Isso nem sempre é uma escolha "ou/ou". Quando o Orgulho Mundial foi realizado em Jerusalém em 2006, sob objeções palestinas, um boicote global era a única resposta lógica e possível. Mas mesmo um evento cor de rosa como o Orgulho em Tel Aviv em 2001 permitiu que um grupo queer marchasse com uma faixa preta declarando 'Não Há Orgulho na Ocupação' - embora eventos queer separados apoiem a luta palestina também sejam frequentemente organizados.

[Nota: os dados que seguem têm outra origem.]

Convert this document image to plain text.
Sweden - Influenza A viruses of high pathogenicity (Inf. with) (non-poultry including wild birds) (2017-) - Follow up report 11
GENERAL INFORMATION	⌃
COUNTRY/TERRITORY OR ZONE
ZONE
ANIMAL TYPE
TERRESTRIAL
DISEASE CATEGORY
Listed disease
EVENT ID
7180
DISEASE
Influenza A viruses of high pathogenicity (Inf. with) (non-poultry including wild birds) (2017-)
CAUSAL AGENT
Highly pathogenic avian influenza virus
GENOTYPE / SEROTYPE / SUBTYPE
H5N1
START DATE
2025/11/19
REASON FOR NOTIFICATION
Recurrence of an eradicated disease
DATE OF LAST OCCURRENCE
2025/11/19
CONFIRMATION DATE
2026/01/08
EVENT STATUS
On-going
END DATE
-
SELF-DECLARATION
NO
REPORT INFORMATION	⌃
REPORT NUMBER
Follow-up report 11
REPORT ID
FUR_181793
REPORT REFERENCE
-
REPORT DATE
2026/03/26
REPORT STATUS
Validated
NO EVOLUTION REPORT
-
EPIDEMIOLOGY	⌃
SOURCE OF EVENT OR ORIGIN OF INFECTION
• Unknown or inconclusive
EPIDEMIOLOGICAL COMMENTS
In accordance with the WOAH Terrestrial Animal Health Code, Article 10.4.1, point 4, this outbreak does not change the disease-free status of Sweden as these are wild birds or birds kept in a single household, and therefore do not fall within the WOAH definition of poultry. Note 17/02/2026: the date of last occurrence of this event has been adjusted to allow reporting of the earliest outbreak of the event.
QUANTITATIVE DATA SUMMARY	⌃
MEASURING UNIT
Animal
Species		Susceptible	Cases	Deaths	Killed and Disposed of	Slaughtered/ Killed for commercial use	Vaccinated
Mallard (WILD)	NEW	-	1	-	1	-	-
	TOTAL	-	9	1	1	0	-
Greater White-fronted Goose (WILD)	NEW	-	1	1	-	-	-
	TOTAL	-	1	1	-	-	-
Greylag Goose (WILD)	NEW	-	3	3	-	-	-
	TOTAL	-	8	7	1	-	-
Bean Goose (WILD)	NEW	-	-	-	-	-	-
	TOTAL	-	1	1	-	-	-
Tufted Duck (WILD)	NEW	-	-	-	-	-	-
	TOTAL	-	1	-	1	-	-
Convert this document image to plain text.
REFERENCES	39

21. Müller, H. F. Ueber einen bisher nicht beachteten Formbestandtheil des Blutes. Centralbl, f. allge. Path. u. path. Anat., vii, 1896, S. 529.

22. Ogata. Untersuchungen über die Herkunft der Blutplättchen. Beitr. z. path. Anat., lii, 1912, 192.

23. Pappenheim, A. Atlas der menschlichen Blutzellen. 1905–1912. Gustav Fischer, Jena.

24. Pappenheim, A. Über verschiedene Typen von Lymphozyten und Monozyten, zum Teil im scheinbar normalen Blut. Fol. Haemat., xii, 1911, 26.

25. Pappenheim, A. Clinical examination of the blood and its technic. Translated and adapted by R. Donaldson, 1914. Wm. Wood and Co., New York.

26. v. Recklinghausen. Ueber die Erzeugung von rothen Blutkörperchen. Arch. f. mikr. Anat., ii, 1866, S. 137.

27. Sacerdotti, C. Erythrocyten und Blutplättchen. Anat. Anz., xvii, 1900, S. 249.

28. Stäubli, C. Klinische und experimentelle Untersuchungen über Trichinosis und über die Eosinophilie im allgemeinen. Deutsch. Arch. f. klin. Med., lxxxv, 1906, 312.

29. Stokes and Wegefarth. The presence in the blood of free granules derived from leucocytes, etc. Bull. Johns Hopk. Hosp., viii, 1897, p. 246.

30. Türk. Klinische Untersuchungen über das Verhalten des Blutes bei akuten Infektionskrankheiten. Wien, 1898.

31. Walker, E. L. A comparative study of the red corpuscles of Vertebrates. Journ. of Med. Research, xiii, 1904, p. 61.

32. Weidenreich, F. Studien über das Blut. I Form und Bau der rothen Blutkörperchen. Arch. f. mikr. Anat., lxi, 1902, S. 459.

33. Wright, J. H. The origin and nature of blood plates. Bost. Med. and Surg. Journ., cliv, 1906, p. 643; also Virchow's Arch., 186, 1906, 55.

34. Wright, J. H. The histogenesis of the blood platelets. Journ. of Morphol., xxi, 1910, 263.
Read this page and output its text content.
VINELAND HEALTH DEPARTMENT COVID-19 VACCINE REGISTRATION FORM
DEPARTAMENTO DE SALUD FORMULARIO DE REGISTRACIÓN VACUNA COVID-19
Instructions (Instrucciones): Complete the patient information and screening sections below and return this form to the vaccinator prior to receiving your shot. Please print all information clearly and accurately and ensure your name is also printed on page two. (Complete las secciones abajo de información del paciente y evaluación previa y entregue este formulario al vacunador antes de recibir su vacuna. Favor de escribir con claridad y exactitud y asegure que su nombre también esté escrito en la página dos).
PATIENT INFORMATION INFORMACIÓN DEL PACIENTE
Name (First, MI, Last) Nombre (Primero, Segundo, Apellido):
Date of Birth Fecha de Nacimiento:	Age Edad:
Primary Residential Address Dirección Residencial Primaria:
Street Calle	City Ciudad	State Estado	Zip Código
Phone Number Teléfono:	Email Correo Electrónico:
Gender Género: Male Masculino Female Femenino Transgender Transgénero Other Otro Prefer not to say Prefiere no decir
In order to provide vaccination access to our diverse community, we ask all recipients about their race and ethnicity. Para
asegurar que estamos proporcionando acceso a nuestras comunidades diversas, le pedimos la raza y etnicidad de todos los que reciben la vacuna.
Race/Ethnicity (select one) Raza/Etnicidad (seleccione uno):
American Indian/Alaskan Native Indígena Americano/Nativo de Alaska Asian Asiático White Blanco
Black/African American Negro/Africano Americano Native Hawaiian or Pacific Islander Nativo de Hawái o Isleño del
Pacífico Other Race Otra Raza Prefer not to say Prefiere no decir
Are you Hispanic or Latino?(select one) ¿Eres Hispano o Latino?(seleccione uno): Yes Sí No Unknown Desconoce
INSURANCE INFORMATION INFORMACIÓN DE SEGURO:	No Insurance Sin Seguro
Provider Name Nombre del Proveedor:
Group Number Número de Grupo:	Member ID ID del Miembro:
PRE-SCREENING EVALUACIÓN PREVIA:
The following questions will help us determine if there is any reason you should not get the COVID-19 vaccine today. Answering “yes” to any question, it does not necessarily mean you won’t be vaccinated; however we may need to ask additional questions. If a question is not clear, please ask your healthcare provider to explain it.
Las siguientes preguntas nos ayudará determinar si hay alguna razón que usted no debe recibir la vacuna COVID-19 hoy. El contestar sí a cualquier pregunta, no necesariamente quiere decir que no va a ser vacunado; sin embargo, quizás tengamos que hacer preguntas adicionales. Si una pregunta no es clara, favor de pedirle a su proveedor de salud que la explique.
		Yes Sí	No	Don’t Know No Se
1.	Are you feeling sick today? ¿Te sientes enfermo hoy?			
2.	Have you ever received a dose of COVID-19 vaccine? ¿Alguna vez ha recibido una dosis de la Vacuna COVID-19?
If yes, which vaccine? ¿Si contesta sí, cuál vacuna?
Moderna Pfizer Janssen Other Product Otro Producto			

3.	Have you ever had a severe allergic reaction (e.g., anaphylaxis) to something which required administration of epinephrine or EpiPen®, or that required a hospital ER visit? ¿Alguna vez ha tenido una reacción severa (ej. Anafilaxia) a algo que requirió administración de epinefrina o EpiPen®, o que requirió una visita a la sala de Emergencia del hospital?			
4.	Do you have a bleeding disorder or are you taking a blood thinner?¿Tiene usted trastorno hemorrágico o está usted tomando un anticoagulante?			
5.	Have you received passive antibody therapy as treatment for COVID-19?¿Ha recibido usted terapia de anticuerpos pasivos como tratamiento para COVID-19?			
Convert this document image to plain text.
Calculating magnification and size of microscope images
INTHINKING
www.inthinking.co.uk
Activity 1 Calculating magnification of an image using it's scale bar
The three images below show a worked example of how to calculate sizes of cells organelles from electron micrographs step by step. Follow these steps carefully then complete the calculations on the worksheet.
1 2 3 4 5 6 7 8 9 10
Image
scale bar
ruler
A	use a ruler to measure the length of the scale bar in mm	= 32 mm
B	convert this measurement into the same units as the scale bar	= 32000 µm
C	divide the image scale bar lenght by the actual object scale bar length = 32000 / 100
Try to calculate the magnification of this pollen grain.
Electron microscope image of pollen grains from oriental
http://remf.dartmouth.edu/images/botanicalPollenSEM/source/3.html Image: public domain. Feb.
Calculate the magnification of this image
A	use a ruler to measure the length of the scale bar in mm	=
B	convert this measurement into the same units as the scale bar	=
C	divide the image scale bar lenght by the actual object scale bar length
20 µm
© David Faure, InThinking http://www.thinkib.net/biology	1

Recentemente, em Nova York, marchas de Libertação Queer destacaram muitas questões nas linhas oficiais do Orgulho. Por exemplo, muitos queers despejaram energia este ano no contingente de solidariedade à Palestina na Marcha Queer de Libertação. Mesmo assim, o grande Orgulho oficial deste ano foi dilacerado pelo conflito, quando um conselho composto em grande parte por pessoas negras e latinas decidiu excluir os policiais uniformizados. Portanto, os esquerdistas queer de Nova York podem desempenhar mais de um papel.
Em Amsterdã, uma organização Canal Pride controlada pela Gay Business Association apenas deixou espaço para protestos militantes à beira do canal, pelo grupo radical Reclaim Our Pride. No entanto, a semana de atividades do Orgulho em Amsterdã também ofereceu espaço para uma presença de esquerda em outros dias, por exemplo, na caminhada anual do Orgulho.
Resumindo, não existe uma fórmula para manter viva a rebelião homossexual no Orgulho. Mas as oportunidades existem. Cabe aos queers radicais agirem de forma inteligente, criativa - e com alegria! - para serem vitoriosos.